Yesterday I wrote about how the controversial and allegedly anti-Semitic French political comedian Dieudonné was being investigated by a Paris prosecutor over a Facebook post in which he wrote "I feel like Charlie Coulibaly"—mashing together the names Charlie Hebdo and Amedy Coulibaly, the mass murderer in the kosher supermarket. Well, today, Dieudonné has been arrested on suspicion of condoning acts of terrorism, a crime with a maximum penalty of seven years in prison and a €100,000 fine.
Since last week, French authorities have moved to crack down on those who glorify the attacks amid fears they could encourage would-be terrorists to act.
Several people across France have been arrested since the attacks for condoning terrorism, with some already sentenced in court. Kamal Belaidi was convicted to a four-year jail term on Monday after overtly supporting the killing of the three police officers and shouting "Allahu akbar" to police officers at the scene of a car accident he was involved in, the local deputy prosecutor Christophe Delattre said Tuesday.
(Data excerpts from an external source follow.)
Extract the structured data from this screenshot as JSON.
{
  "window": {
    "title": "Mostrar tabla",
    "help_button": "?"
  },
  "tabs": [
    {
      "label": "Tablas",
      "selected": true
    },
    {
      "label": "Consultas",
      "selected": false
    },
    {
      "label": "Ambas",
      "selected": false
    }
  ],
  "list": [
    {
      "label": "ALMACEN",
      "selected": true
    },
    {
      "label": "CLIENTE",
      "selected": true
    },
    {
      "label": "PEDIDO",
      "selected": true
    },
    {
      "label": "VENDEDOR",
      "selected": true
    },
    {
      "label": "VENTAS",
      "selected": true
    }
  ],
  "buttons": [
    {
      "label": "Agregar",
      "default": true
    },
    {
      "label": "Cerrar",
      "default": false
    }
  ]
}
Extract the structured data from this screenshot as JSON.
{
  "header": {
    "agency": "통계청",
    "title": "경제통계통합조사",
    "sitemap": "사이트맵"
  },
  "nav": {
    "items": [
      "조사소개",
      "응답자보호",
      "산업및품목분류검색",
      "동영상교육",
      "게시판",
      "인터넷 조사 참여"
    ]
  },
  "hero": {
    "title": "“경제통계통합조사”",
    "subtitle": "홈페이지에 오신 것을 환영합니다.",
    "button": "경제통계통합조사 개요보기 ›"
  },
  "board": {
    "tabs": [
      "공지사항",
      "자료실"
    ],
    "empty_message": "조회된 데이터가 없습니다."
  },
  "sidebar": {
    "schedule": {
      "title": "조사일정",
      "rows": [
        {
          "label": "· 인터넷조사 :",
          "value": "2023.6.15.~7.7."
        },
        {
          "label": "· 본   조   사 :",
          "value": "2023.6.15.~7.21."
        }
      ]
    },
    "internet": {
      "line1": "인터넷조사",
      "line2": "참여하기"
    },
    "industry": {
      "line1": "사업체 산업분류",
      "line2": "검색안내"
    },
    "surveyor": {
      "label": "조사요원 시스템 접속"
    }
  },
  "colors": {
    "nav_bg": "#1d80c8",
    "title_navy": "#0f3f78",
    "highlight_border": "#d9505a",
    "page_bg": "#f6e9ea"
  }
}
"We must act with a total severity on those who express racism, anti-semtism or islamophobia—as Mosques were also targeted," French Interior Minister Bernard Cazeneuve said in a radio interview after Dieudonné's detention. The day before, Mr. Cazeneuve had said the comedian showed "irresponsibility, disrespect and a propension to fuel hatred and division simply unbearable."
A shocking 54 people have been arrested for speech offenses in the past week, reports the Associated Press. Jacob Sullum has a column this morning explaining why cracking down on speech is the exact wrong response to anti-speech violence. To which I would add two points:
1) As I argue in my latest editor's note on policing in America, most laws tend to be enforced more stringently on disfavored minorities. Muslims are the least favored minority in France*, which means that any crackdown is likely to come down disproportionately on their heads (despite the Interior Minister's nod toward "Islamophobia"), increasing both the perception and reality of unfairness. And to the extent that alienation and non-assimilation of the Muslim minority contributes to the pool of potential malefactors, that seems strategically unwise.
2) Any speech made criminally taboo will thrive unchallenged in the shadows, rather than be refuted and ridiculed out in the open. If you're alarmed by Dieudonné's infamous quenelle gesture, how popular do you think it will get if he's behind bars?
This is a worldwide teaching moment for free speech. France so far seems to be flunking.
* UPDATE: Zaid Jilani Tweets that "roma are the most disfavored" minority in France, Muslims second, and as I have no quick measurement to support either claim, let's let it rest there.